Specifically, Wieser called out analysts and journalists for focusing on the not-so-good -- including Snap’s week earnings, which its
management attributed to cutbacks by advertisers, as well as Procter & Gamble’s earnings call statement that it will be spending less on advertising as an austerity move.
Wieser said GroupM has not been seeing signs of big advertisers cutting back materially in ad spending, and that even with P&G’s statement, there was corresponding news from Nestle
that it was actually increasing ad spending.
“I don’t know that that got as much press pick-up,” Wieser groused.
“It’s almost like
they prefer to report bad news,” Scott-Dawkins concurred.

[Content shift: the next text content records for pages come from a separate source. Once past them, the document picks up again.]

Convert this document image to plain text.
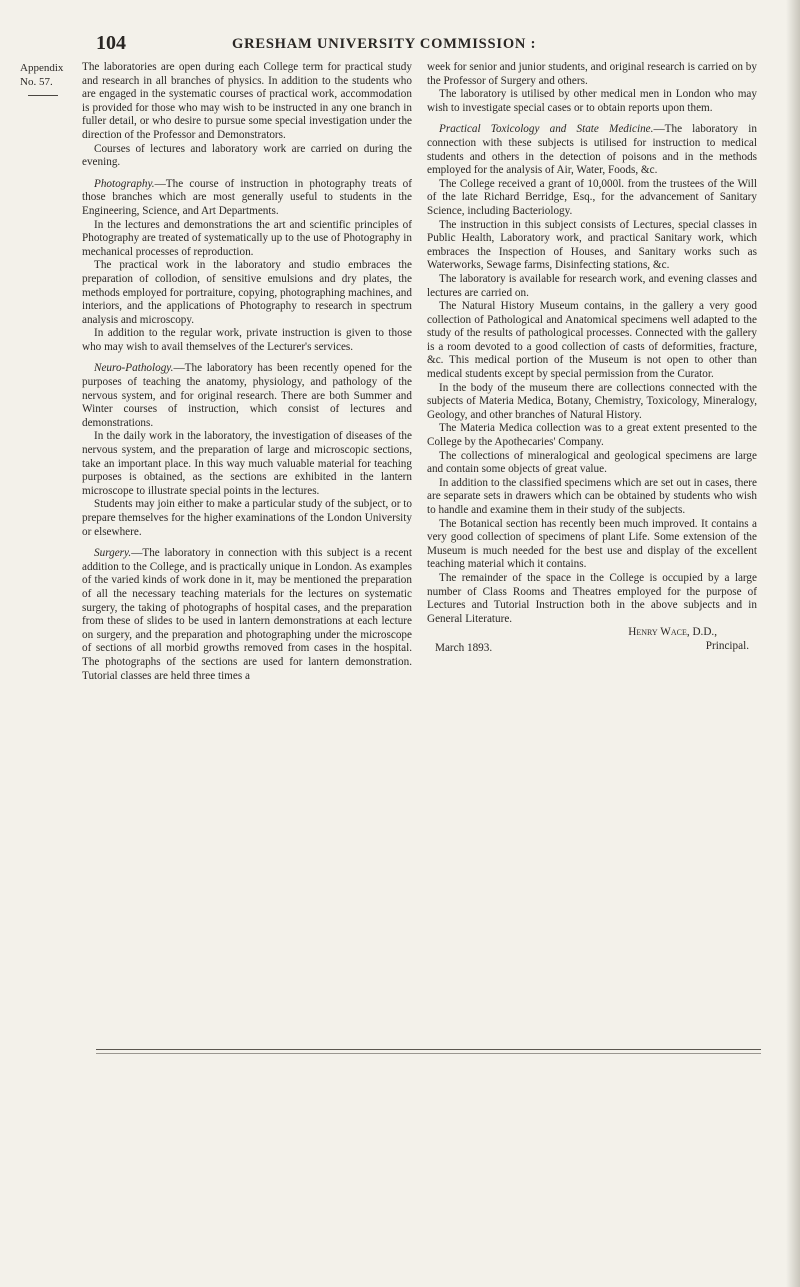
104	GRESHAM UNIVERSITY COMMISSION :
Appendix
No. 57.

The laboratories are open during each College term for practical study and research in all branches of physics. In addition to the students who are engaged in the systematic courses of practical work, accommodation is provided for those who may wish to be instructed in any one branch in fuller detail, or who desire to pursue some special investigation under the direction of the Professor and Demonstrators.

Courses of lectures and laboratory work are carried on during the evening.

Photography.—The course of instruction in photography treats of those branches which are most generally useful to students in the Engineering, Science, and Art Departments.

In the lectures and demonstrations the art and scientific principles of Photography are treated of systematically up to the use of Photography in mechanical processes of reproduction.

The practical work in the laboratory and studio embraces the preparation of collodion, of sensitive emulsions and dry plates, the methods employed for portraiture, copying, photographing machines, and interiors, and the applications of Photography to research in spectrum analysis and microscopy.

In addition to the regular work, private instruction is given to those who may wish to avail themselves of the Lecturer's services.

Neuro-Pathology.—The laboratory has been recently opened for the purposes of teaching the anatomy, physiology, and pathology of the nervous system, and for original research. There are both Summer and Winter courses of instruction, which consist of lectures and demonstrations.

In the daily work in the laboratory, the investigation of diseases of the nervous system, and the preparation of large and microscopic sections, take an important place. In this way much valuable material for teaching purposes is obtained, as the sections are exhibited in the lantern microscope to illustrate special points in the lectures.

Students may join either to make a particular study of the subject, or to prepare themselves for the higher examinations of the London University or elsewhere.

Surgery.—The laboratory in connection with this subject is a recent addition to the College, and is practically unique in London. As examples of the varied kinds of work done in it, may be mentioned the preparation of all the necessary teaching materials for the lectures on systematic surgery, the taking of photographs of hospital cases, and the preparation from these of slides to be used in lantern demonstrations at each lecture on surgery, and the preparation and photographing under the microscope of sections of all morbid growths removed from cases in the hospital. The photographs of the sections are used for lantern demonstration. Tutorial classes are held three times a

week for senior and junior students, and original research is carried on by the Professor of Surgery and others.

The laboratory is utilised by other medical men in London who may wish to investigate special cases or to obtain reports upon them.

Practical Toxicology and State Medicine.—The laboratory in connection with these subjects is utilised for instruction to medical students and others in the detection of poisons and in the methods employed for the analysis of Air, Water, Foods, &c.

The College received a grant of 10,000l. from the trustees of the Will of the late Richard Berridge, Esq., for the advancement of Sanitary Science, including Bacteriology.

The instruction in this subject consists of Lectures, special classes in Public Health, Laboratory work, and practical Sanitary work, which embraces the Inspection of Houses, and Sanitary works such as Waterworks, Sewage farms, Disinfecting stations, &c.

The laboratory is available for research work, and evening classes and lectures are carried on.

The Natural History Museum contains, in the gallery a very good collection of Pathological and Anatomical specimens well adapted to the study of the results of pathological processes. Connected with the gallery is a room devoted to a good collection of casts of deformities, fracture, &c. This medical portion of the Museum is not open to other than medical students except by special permission from the Curator.

In the body of the museum there are collections connected with the subjects of Materia Medica, Botany, Chemistry, Toxicology, Mineralogy, Geology, and other branches of Natural History.

The Materia Medica collection was to a great extent presented to the College by the Apothecaries' Company.

The collections of mineralogical and geological specimens are large and contain some objects of great value.

In addition to the classified specimens which are set out in cases, there are separate sets in drawers which can be obtained by students who wish to handle and examine them in their study of the subjects.

The Botanical section has recently been much improved. It contains a very good collection of specimens of plant Life. Some extension of the Museum is much needed for the best use and display of the excellent teaching material which it contains.

The remainder of the space in the College is occupied by a large number of Class Rooms and Theatres employed for the purpose of Lectures and Tutorial Instruction both in the above subjects and in General Literature.

Henry Wace, D.D.,
Principal.
March 1893.
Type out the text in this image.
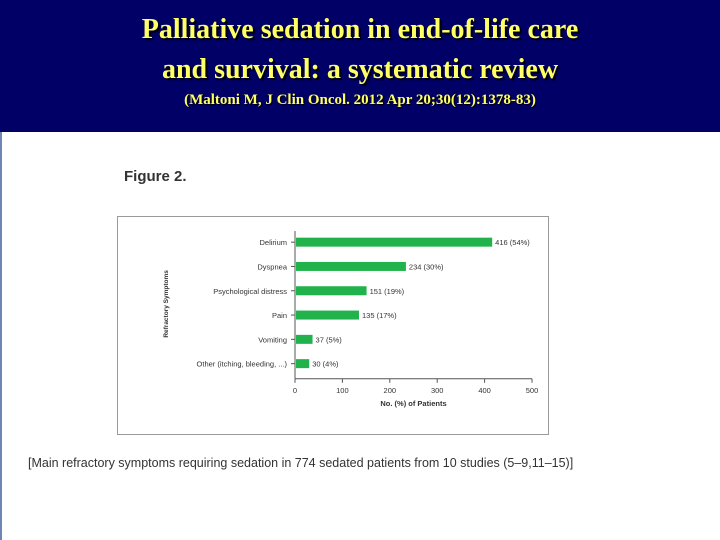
Palliative sedation in end-of-life care
and survival: a systematic review
(Maltoni M, J Clin Oncol. 2012 Apr 20;30(12):1378-83)
Figure 2.
Delirium	416 (54%)
Dyspnea	234 (30%)
Psychological distress	151 (19%)
Pain	135 (17%)
Vomiting	37 (5%)
Other (itching, bleeding, ...)	30 (4%)
0	100	200	300	400	500
No. (%) of Patients
Refractory Symptoms
[Main refractory symptoms requiring sedation in 774 sedated patients from 10 studies (5–9,11–15)]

But the strongest indicator of sustainable advertising growth amid weakening economic signals continues to be
GroupM’s thesis about an underlying “creative destruction” that has been taking place as new kinds of digital endemic advertisers displace older legacy brands.
It’s “the reason why there can be a disconnect – or a meaningful disconnect – between economic growth and advertising growth,” Wieser explains, adding:
“Where if an economy produces brands that are disproportionately likely to spend money on advertising to replace brands or companies that were proportionately less likely to spend on
advertising, you get growth.”
This week’s evidence comes from an analysis Scott-Dawkins did of new data from Ad Age ranking the top 20 U.S. advertisers, and the fact that
high-growth “digital endemics” like Airbnb, Coinbase, Booking.com, and Google have been displacing legacy likely fall more in the not-so-good advertising bucket.